Le 26 octobre 1904, l’oued Namous qui descend des Monts des Ksours pour se perdre au sahara entre en crue et dévasta le village ne laissant debout qu’une dizaine de maisons ; une quinzaine de Musulmans et une dizaine d’Européens périrent dont l’écrivain – convertit à l’Islam – Isabelle Eberhardt. L’armée construisit une haute digue de protection, une passerelle et un pont que l’oued contourna en changeant de lit.

En 1912, Aïn-Séfra avait un vrai visage de village. Les rues étaient tracées au cordeau et étaient bordées d’arbres pour la plupart des acacias, des jardins émergèrent, une église fut construite. Sur les pentes, de l’autre côté de l’oued aux pieds des immenses dunes de sable doré fut installé le Bureau arabe pour l’administration de la région, la caserne de la Légion et des Spahis fut également construite aux pieds des dunes, proche du ksar.
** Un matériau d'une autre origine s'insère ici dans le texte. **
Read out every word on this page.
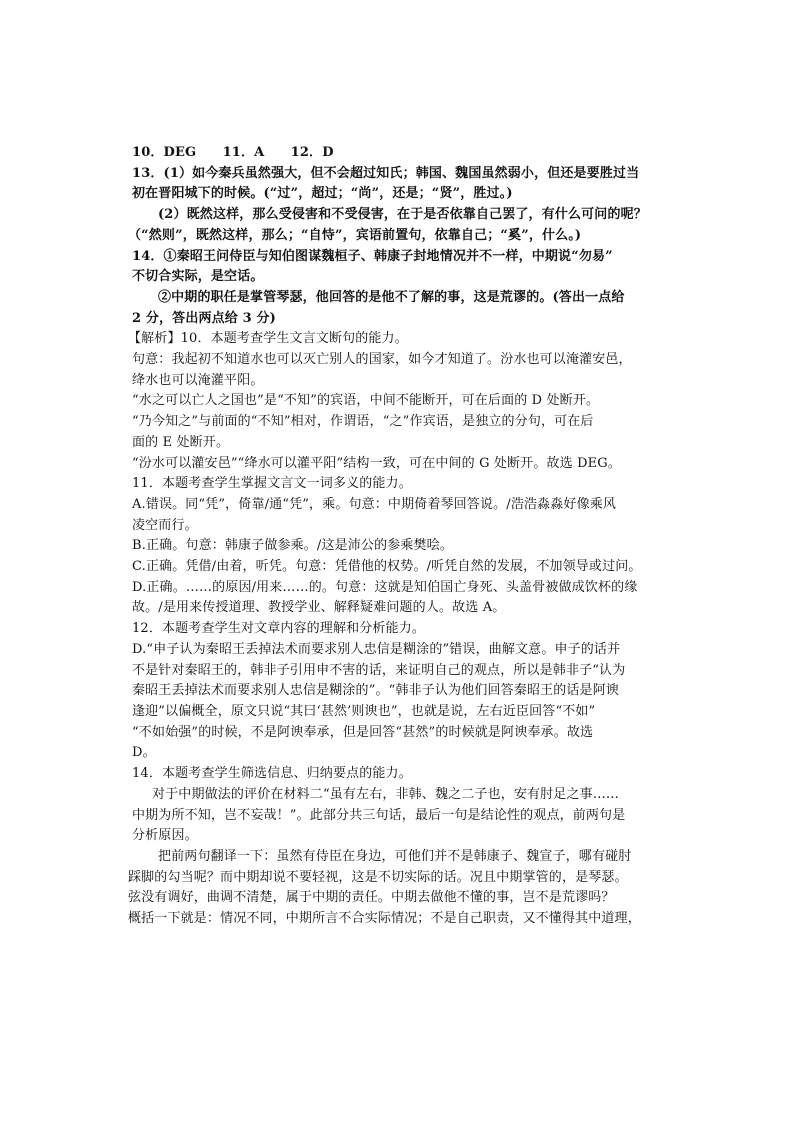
10．DEG　　11．A　　12．D
13．(1）如今秦兵虽然强大，但不会超过知氏；韩国、魏国虽然弱小，但还是要胜过当
初在晋阳城下的时候。(“过”，超过；“尚”，还是；“贤”，胜过。)
(2）既然这样，那么受侵害和不受侵害，在于是否依靠自己罢了，有什么可问的呢？
（“然则”，既然这样，那么；“自恃”，宾语前置句，依靠自己；“奚”，什么。)
14．①秦昭王问侍臣与知伯图谋魏桓子、韩康子封地情况并不一样，中期说“勿易”
不切合实际，是空话。
②中期的职任是掌管琴瑟，他回答的是他不了解的事，这是荒谬的。(答出一点给
2 分，答出两点给 3 分)
【解析】10．本题考查学生文言文断句的能力。
句意：我起初不知道水也可以灭亡别人的国家，如今才知道了。汾水也可以淹灌安邑，
绛水也可以淹灌平阳。
“水之可以亡人之国也”是“不知”的宾语，中间不能断开，可在后面的 D 处断开。
“乃今知之”与前面的“不知”相对，作谓语，“之”作宾语，是独立的分句，可在后
面的 E 处断开。
“汾水可以灌安邑”“绛水可以灌平阳”结构一致，可在中间的 G 处断开。故选 DEG。
11．本题考查学生掌握文言文一词多义的能力。
A.错误。同“凭”，倚靠/通“凭”，乘。句意：中期倚着琴回答说。/浩浩淼淼好像乘风
凌空而行。
B.正确。句意：韩康子做参乘。/这是沛公的参乘樊哙。
C.正确。凭借/由着，听凭。句意：凭借他的权势。/听凭自然的发展，不加领导或过问。
D.正确。……的原因/用来……的。句意：这就是知伯国亡身死、头盖骨被做成饮杯的缘
故。/是用来传授道理、教授学业、解释疑难问题的人。故选 A。
12．本题考查学生对文章内容的理解和分析能力。
D.“申子认为秦昭王丢掉法术而要求别人忠信是糊涂的”错误，曲解文意。申子的话并
不是针对秦昭王的，韩非子引用申不害的话，来证明自己的观点，所以是韩非子“认为
秦昭王丢掉法术而要求别人忠信是糊涂的”。“韩非子认为他们回答秦昭王的话是阿谀
逢迎”以偏概全，原文只说“其曰‘甚然’则谀也”，也就是说，左右近臣回答“不如”
“不如始强”的时候，不是阿谀奉承，但是回答“甚然”的时候就是阿谀奉承。故选
D。
14．本题考查学生筛选信息、归纳要点的能力。
对于中期做法的评价在材料二“虽有左右，非韩、魏之二子也，安有肘足之事……
中期为所不知，岂不妄哉！”。此部分共三句话，最后一句是结论性的观点，前两句是
分析原因。
把前两句翻译一下：虽然有侍臣在身边，可他们并不是韩康子、魏宣子，哪有碰肘
踩脚的勾当呢？而中期却说不要轻视，这是不切实际的话。况且中期掌管的，是琴瑟。
弦没有调好，曲调不清楚，属于中期的责任。中期去做他不懂的事，岂不是荒谬吗？
概括一下就是：情况不同，中期所言不合实际情况；不是自己职责，又不懂得其中道理，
Le Collège Lavigerie des Pères-Blancs vit son apparition en 1921; il avait fallu quatre décennies pour qu’il puisse voir le jour, quatre décennies au cours desquelles de multiples péripéties, embûches, jalonnèrent ce parcours.

Les troupes et colonnes qui opéraient dans le Sud-Oranais, en 1880, avaient comme aumônier l’abbé Reynouard – surnommé « le père la burette ». Lorsque les opérations cessèrent et que les troupes furent disloquées, l’aumônier se fixa à Méchéria. Son aumônerie était chargée du service du Kreider situé à 83 km au nord et d’Aïn-Séfra à 103 km au sud.

En 1898, du fait que l’aumônier venait très rarement à Aïn-Séfra et que les cérémonies se faisaient dans de simples baraquements, parce qu’il n’y avait pas d’église, le général de Saint-Germain fit appel aux Pères Blancs. Monseigneur Hacquard, préfet apostolique du Sahara et du Soudant, en résidence à Ségou sur le Niger, y envoya l’abbé Grisey qui venait de quitter la congrégation. Celui-ci résida à Aïn-Séfra jusqu’au mois de mai 1902. il assura en même temps le service des postes militaires de Djenien-Bou-Rezg et de Duveyrier. En janvier 1902 Aïn-Séfra fut rattaché au diocèse d’Oran.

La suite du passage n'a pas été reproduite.